Consider what happens nearly every time a man faces sexual assault or rape allegations: Invariably, the accused or his spokespeople argue that the accusers are simply after money — as though victims only accuse people of rape when there is a possible benefit in it for them. The ploy provides a convenient and easy narrative for those who come to the defense of these men, whether fans or simply misogynists who see accusers as manipulative femmes fatale. R. Kelly did it repeatedly, according to Lifetime docuseries Surviving R. Kelly; just this week, The Cut reported, Weinstein’s defense team began sending reporters a large PowerPoint presentation filled with opposition research about his accusers.

Last year, NFL star Antonio Brown resorted to that playbook as well when accused of sexual misconduct by an artist he had hired to paint a mural of him. According to a Sports Illustrated report, the All-Star wide receiver sent her threatening and accusatory text messages, claiming to her and others that she fabricated the incident for money. However, in the woman’s letter to the NFL, which was written by her attorney, she asserted that she sought no monetary damages from Brown, simply wanting him to be held accountable for his actions. That’s consistent with a 2017 study conducted by two Australian sociologists who found that victims of sexual assault tended to view “pain and suffering” money not as a reward, but as recognition — as an “assessment of ‘seriousness’ connected to the nature of the wrong as a violation.” (Though the authors acknowledge that the study is limited due to its small sample size, their extrapolation remains valid.)

At the time of the artist’s accusation, Brown was also facing a civil suit for rape from his former trainer, Britney Taylor. (She has since dropped that suit and said she intends to refile; Brown has countersued for defamation.) As a result of these incidents, the New England Patriots released Brown, and the NFL agreed to investigate Brown’s actions. As of mid-December, NFL investigators had not finished their work; “I’ll get an update when they have more information,” league commissioner Roger Goodell told reporters. Yet, Brown continues to maintain his innocence. The day before a meeting was scheduled with the NFL to determine if Brown would be reinstated by the league, Brown tweeted out a half-hearted apology to Patriots owner Robert Kraft for the “drama” and “bad press” — but not for his reported behavior with these two women. “Sometimes when people are coming at you with false information and allegations,” he wrote on one Instagram caption, “we handle ourselves in ways that we sometimes regret.”
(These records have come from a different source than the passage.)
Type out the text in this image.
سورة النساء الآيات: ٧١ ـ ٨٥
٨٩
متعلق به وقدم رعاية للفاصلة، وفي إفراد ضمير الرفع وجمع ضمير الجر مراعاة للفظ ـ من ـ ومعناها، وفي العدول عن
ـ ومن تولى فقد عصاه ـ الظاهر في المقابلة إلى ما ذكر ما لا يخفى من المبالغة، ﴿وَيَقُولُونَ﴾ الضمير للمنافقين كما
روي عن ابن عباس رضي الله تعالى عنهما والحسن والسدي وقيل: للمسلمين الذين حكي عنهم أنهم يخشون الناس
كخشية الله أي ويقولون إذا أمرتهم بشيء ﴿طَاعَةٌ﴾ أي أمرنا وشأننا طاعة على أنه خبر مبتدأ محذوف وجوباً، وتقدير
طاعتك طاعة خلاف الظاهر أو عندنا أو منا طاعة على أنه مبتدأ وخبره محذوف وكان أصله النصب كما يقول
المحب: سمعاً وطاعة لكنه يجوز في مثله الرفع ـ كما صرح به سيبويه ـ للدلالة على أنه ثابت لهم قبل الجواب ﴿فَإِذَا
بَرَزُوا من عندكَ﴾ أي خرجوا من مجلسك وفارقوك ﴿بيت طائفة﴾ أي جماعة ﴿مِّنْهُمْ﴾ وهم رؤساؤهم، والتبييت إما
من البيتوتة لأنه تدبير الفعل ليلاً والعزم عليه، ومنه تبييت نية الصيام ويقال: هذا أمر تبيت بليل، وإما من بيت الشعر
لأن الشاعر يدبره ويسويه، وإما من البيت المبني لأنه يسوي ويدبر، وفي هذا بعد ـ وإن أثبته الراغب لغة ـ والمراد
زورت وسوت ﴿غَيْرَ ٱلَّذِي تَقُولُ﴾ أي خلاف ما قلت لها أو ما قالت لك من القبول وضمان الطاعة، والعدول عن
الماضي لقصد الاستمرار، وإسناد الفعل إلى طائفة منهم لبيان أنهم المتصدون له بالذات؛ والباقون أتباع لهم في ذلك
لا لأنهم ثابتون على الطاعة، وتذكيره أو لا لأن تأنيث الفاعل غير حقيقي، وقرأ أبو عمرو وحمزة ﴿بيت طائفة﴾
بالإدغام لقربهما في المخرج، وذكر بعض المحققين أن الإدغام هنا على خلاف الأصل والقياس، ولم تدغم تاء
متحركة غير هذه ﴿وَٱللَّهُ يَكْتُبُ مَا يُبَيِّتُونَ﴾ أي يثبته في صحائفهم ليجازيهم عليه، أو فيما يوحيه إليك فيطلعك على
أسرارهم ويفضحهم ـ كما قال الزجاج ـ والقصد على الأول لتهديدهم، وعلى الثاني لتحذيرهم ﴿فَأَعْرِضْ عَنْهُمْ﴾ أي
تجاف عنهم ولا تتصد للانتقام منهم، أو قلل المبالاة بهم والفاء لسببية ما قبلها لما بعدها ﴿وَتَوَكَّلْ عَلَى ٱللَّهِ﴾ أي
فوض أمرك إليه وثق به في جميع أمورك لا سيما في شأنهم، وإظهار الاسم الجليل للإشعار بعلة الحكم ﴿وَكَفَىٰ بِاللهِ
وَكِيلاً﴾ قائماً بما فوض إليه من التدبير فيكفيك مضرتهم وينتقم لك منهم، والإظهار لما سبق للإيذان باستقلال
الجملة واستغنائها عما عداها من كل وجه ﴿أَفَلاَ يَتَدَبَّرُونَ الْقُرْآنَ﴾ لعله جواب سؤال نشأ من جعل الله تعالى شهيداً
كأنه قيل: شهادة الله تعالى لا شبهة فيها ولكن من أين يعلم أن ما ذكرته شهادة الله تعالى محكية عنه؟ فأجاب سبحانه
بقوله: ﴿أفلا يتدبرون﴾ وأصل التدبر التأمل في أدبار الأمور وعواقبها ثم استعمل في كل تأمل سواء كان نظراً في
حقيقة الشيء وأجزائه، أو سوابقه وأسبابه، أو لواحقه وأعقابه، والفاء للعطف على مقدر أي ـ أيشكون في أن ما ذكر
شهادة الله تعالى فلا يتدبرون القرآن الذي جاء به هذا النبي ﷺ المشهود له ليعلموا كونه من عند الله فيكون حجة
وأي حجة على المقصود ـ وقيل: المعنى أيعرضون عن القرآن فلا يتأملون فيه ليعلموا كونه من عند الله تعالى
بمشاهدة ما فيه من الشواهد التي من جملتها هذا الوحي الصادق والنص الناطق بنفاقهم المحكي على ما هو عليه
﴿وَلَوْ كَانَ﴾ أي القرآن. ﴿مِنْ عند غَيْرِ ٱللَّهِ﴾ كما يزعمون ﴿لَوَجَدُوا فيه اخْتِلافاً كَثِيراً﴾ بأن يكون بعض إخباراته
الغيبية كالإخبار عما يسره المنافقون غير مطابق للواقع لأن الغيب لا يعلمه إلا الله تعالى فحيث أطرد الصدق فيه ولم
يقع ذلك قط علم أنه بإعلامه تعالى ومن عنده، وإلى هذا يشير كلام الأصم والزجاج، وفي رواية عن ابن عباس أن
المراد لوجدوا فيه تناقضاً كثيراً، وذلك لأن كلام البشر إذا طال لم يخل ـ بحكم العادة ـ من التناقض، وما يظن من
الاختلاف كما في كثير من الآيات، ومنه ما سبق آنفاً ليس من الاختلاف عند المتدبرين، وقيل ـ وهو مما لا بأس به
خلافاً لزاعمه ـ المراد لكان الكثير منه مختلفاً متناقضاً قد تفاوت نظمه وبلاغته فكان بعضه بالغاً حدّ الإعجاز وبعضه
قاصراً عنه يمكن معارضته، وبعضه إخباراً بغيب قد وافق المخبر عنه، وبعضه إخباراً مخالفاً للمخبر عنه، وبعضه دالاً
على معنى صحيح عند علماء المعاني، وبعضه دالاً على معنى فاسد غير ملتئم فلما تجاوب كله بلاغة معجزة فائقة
Like Weinstein and Cosby, Brown sees no reason to take responsibility for his actions. Like Weinstein and Cosby, he will not do so unless forced by the legal system. And even should that happen, full reprisal is unlikely. Weinstein’s ongoing civil suit includes a $25 million settlement that doesn’t require the disgraced film executive to admit wrongdoing or pay any money out of his own pocket; the payout will be covered by an insurance company representing The Weinstein Company, which itself has gone bankrupt because of Weinstein’s behavior. As Lili Loofbourow wrote in Slate recently regarding Weinstein’s criminal trial, “The story … is simple. Weinstein was and remains focused on getting as much for himself, and as little as possible for the dozens of women he abused, while continuing to violate the law but remaining a free man. (So far, he’s pulling it off.)”

It is imperative that we imagine and seek to create a world where there are actual consequences for rich and powerful men who victimize vulnerable people. That will require us to have hard, difficult, and often uncomfortable conversations with people we love — particularly with men who are comfortably invested in the current culture that allows such things to happen. Without that, we will simply continue the parade of non-apologies, intimidation, “it was just a joke” defenses, and outright denials. Without that, victims of sexual violence will be met not with support but with suspicion. Without that, accountability will remain an empty buzzword. Without that, there’s little hope that anything will change.